= Peter Hadden =

Northern Irish politician (1950–2010)

Peter Hadden (19 February 1950 – 5 May 2010) was a leading member of the Socialist Party in Northern Ireland.

Born in Strabane, Hadden studied at the University of Sussex, where he joined the Trotskyist Militant tendency. He moved back to Belfast in 1971, where he became a full-time official for NIPSA, while organising a Trotskyist group within the Northern Ireland Labour Party (NILP). Hadden and his supporters were expelled from the NILP in 1977 and they instead founded the Labour and Trade Union Group to contest elections as an independent organisation.

From 1980, Hadden wrote extensively on socialism and The Troubles, with titles including Divide and Rule, Common History Common Struggle, Beyond the Troubles, Towards Division Not Peace and Troubled Times. He supported the majority during the split in Militant in the early 1990s, and as a result all the tendency's members in Northern Ireland followed him into Militant Labour.

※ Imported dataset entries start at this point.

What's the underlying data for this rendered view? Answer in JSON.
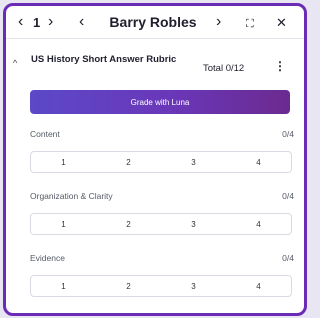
{
  "nav": {
    "prev_icon": "‹",
    "page_number": "1",
    "next_icon": "›",
    "prev_student_icon": "‹",
    "student_name": "Barry Robles",
    "next_student_icon": "›",
    "expand_icon": "⛶",
    "close_icon": "✕"
  },
  "rubric": {
    "collapse_icon": "^",
    "title": "US History Short Answer Rubric",
    "total": "Total 0/12",
    "more_icon": "⋮",
    "grade_button": "Grade with Luna",
    "criteria": [
      {
        "label": "Content",
        "score": "0/4",
        "options": [
          "1",
          "2",
          "3",
          "4"
        ]
      },
      {
        "label": "Organization & Clarity",
        "score": "0/4",
        "options": [
          "1",
          "2",
          "3",
          "4"
        ]
      },
      {
        "label": "Evidence",
        "score": "0/4",
        "options": [
          "1",
          "2",
          "3",
          "4"
        ]
      }
    ]
  },
  "colors": {
    "frame_border": "#6a2bb5",
    "button_gradient_start": "#5b49c8",
    "button_gradient_end": "#6b2a8f"
  }
}
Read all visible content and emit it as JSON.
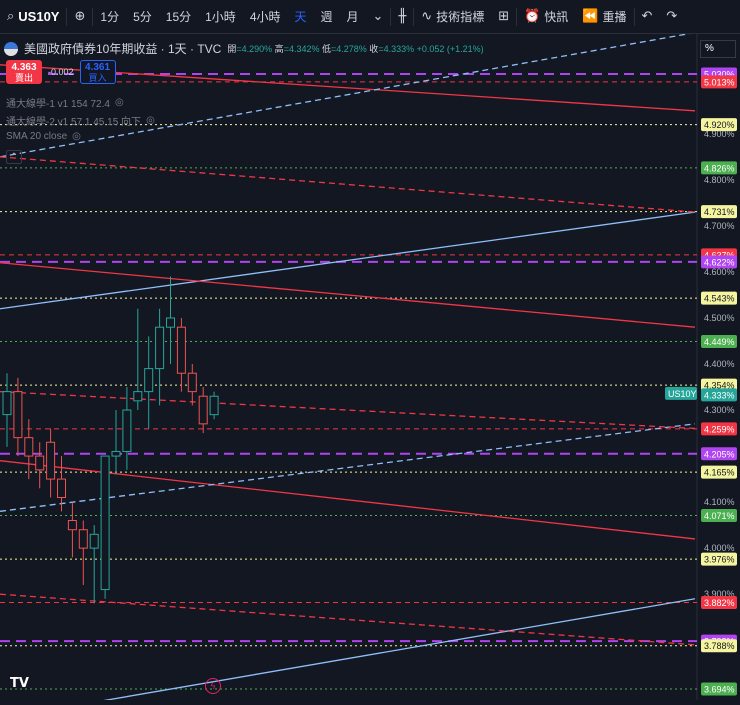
{
  "toolbar": {
    "symbol": "US10Y",
    "intervals": [
      "1分",
      "5分",
      "15分",
      "1小時",
      "4小時",
      "天",
      "週",
      "月"
    ],
    "active_interval": "天",
    "indicators_label": "技術指標",
    "alerts_label": "快訊",
    "replay_label": "重播"
  },
  "legend": {
    "title": "美國政府債券10年期收益 · 1天 · TVC",
    "open_label": "開",
    "open": "=4.290%",
    "high_label": "高",
    "high": "=4.342%",
    "low_label": "低",
    "low": "=4.278%",
    "close_label": "收",
    "close": "=4.333%",
    "change": "+0.052 (+1.21%)"
  },
  "trade": {
    "sell_price": "4.363",
    "sell_label": "賣出",
    "spread": "-0.002",
    "buy_price": "4.361",
    "buy_label": "買入"
  },
  "indicators": [
    {
      "name": "通大線學-1 v1 154 72.4"
    },
    {
      "name": "通大線學-2 v1 57.1 45.15 向下"
    },
    {
      "name": "SMA 20 close"
    }
  ],
  "scale_mode": "%",
  "symbol_tag": "US10Y",
  "colors": {
    "bg": "#131722",
    "up": "#26a69a",
    "down": "#ef5350",
    "red": "#f23645",
    "blue": "#90bff9",
    "purple": "#b044f0",
    "yellow": "#f5f5a0",
    "green": "#4caf50"
  },
  "chart_data": {
    "type": "candlestick",
    "y_range": [
      3.66,
      5.08
    ],
    "y_ticks": [
      "4.900%",
      "4.800%",
      "4.700%",
      "4.600%",
      "4.500%",
      "4.400%",
      "4.300%",
      "4.200%",
      "4.100%",
      "4.000%",
      "3.900%"
    ],
    "h_levels": [
      {
        "label": "5.030%",
        "value": 5.03,
        "color": "#b044f0",
        "bg": "#b044f0",
        "style": "dash-long"
      },
      {
        "label": "5.013%",
        "value": 5.013,
        "color": "#f23645",
        "bg": "#f23645",
        "style": "dash"
      },
      {
        "label": "4.920%",
        "value": 4.92,
        "color": "#f5f5a0",
        "bg": "#f5f5a0",
        "style": "dot"
      },
      {
        "label": "4.826%",
        "value": 4.826,
        "color": "#4caf50",
        "bg": "#4caf50",
        "style": "dot"
      },
      {
        "label": "4.731%",
        "value": 4.731,
        "color": "#f5f5a0",
        "bg": "#f5f5a0",
        "style": "dot"
      },
      {
        "label": "4.637%",
        "value": 4.637,
        "color": "#f23645",
        "bg": "#f23645",
        "style": "dash"
      },
      {
        "label": "4.622%",
        "value": 4.622,
        "color": "#b044f0",
        "bg": "#b044f0",
        "style": "dash-long"
      },
      {
        "label": "4.543%",
        "value": 4.543,
        "color": "#f5f5a0",
        "bg": "#f5f5a0",
        "style": "dot"
      },
      {
        "label": "4.449%",
        "value": 4.449,
        "color": "#4caf50",
        "bg": "#4caf50",
        "style": "dot"
      },
      {
        "label": "4.354%",
        "value": 4.354,
        "color": "#f5f5a0",
        "bg": "#f5f5a0",
        "style": "dot"
      },
      {
        "label": "4.259%",
        "value": 4.259,
        "color": "#f23645",
        "bg": "#f23645",
        "style": "dash"
      },
      {
        "label": "4.205%",
        "value": 4.205,
        "color": "#b044f0",
        "bg": "#b044f0",
        "style": "dash-long"
      },
      {
        "label": "4.165%",
        "value": 4.165,
        "color": "#f5f5a0",
        "bg": "#f5f5a0",
        "style": "dot"
      },
      {
        "label": "4.071%",
        "value": 4.071,
        "color": "#4caf50",
        "bg": "#4caf50",
        "style": "dot"
      },
      {
        "label": "3.976%",
        "value": 3.976,
        "color": "#f5f5a0",
        "bg": "#f5f5a0",
        "style": "dot"
      },
      {
        "label": "3.882%",
        "value": 3.882,
        "color": "#f23645",
        "bg": "#f23645",
        "style": "dash"
      },
      {
        "label": "3.798%",
        "value": 3.798,
        "color": "#b044f0",
        "bg": "#b044f0",
        "style": "dash-long"
      },
      {
        "label": "3.788%",
        "value": 3.788,
        "color": "#f5f5a0",
        "bg": "#f5f5a0",
        "style": "dot"
      },
      {
        "label": "3.694%",
        "value": 3.694,
        "color": "#4caf50",
        "bg": "#4caf50",
        "style": "dot"
      }
    ],
    "current_price": {
      "label": "4.333%",
      "value": 4.333
    },
    "candles": [
      {
        "o": 4.29,
        "h": 4.38,
        "l": 4.22,
        "c": 4.34
      },
      {
        "o": 4.34,
        "h": 4.37,
        "l": 4.2,
        "c": 4.24
      },
      {
        "o": 4.24,
        "h": 4.28,
        "l": 4.15,
        "c": 4.2
      },
      {
        "o": 4.2,
        "h": 4.23,
        "l": 4.13,
        "c": 4.17
      },
      {
        "o": 4.23,
        "h": 4.26,
        "l": 4.11,
        "c": 4.15
      },
      {
        "o": 4.15,
        "h": 4.2,
        "l": 4.08,
        "c": 4.11
      },
      {
        "o": 4.06,
        "h": 4.1,
        "l": 3.98,
        "c": 4.04
      },
      {
        "o": 4.04,
        "h": 4.06,
        "l": 3.92,
        "c": 4.0
      },
      {
        "o": 4.0,
        "h": 4.05,
        "l": 3.88,
        "c": 4.03
      },
      {
        "o": 3.91,
        "h": 4.2,
        "l": 3.89,
        "c": 4.2
      },
      {
        "o": 4.2,
        "h": 4.3,
        "l": 4.16,
        "c": 4.21
      },
      {
        "o": 4.21,
        "h": 4.35,
        "l": 4.17,
        "c": 4.3
      },
      {
        "o": 4.32,
        "h": 4.52,
        "l": 4.3,
        "c": 4.34
      },
      {
        "o": 4.34,
        "h": 4.46,
        "l": 4.26,
        "c": 4.39
      },
      {
        "o": 4.39,
        "h": 4.52,
        "l": 4.31,
        "c": 4.48
      },
      {
        "o": 4.48,
        "h": 4.59,
        "l": 4.4,
        "c": 4.5
      },
      {
        "o": 4.48,
        "h": 4.5,
        "l": 4.34,
        "c": 4.38
      },
      {
        "o": 4.38,
        "h": 4.4,
        "l": 4.31,
        "c": 4.34
      },
      {
        "o": 4.33,
        "h": 4.35,
        "l": 4.25,
        "c": 4.27
      },
      {
        "o": 4.29,
        "h": 4.34,
        "l": 4.28,
        "c": 4.33
      }
    ],
    "trend_lines": [
      {
        "color": "#f23645",
        "style": "solid",
        "p1": [
          0,
          5.05
        ],
        "p2": [
          695,
          4.95
        ]
      },
      {
        "color": "#90bff9",
        "style": "solid",
        "p1": [
          0,
          4.52
        ],
        "p2": [
          695,
          4.73
        ]
      },
      {
        "color": "#f23645",
        "style": "solid",
        "p1": [
          0,
          4.62
        ],
        "p2": [
          695,
          4.48
        ]
      },
      {
        "color": "#f23645",
        "style": "solid",
        "p1": [
          0,
          4.19
        ],
        "p2": [
          695,
          4.02
        ]
      },
      {
        "color": "#90bff9",
        "style": "solid",
        "p1": [
          0,
          3.63
        ],
        "p2": [
          695,
          3.89
        ]
      },
      {
        "color": "#90bff9",
        "style": "dash",
        "p1": [
          0,
          4.85
        ],
        "p2": [
          695,
          5.12
        ]
      },
      {
        "color": "#90bff9",
        "style": "dash",
        "p1": [
          0,
          4.08
        ],
        "p2": [
          695,
          4.27
        ]
      },
      {
        "color": "#f23645",
        "style": "dash",
        "p1": [
          0,
          4.85
        ],
        "p2": [
          695,
          4.73
        ]
      },
      {
        "color": "#f23645",
        "style": "dash",
        "p1": [
          0,
          4.34
        ],
        "p2": [
          695,
          4.26
        ]
      },
      {
        "color": "#f23645",
        "style": "dash",
        "p1": [
          0,
          3.9
        ],
        "p2": [
          695,
          3.79
        ]
      }
    ]
  }
}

The LTUG never enjoyed success at the polls and was considered a fringe party. Hadden stood for the Labour and Trade Union Group in Belfast South at the 1992 general election, taking 2.2% of the votes cast. During the campaign, he only narrowly escaped a bombing. At the 1993 Northern Ireland local elections, he stood in the Lagan Bank division of Belfast City Council as a Militant Labour candidate, but took only 142 votes. In 1996 his group was part of the Labour coalition. The list garnered 333 votes in Belfast South at the Northern Ireland Forum election 1996. He was placed sixth on the party's top-up list, but was not elected.

Militant Labour became the Socialist Party, and Hadden remained its leading figure in Northern Ireland until his death in 2010.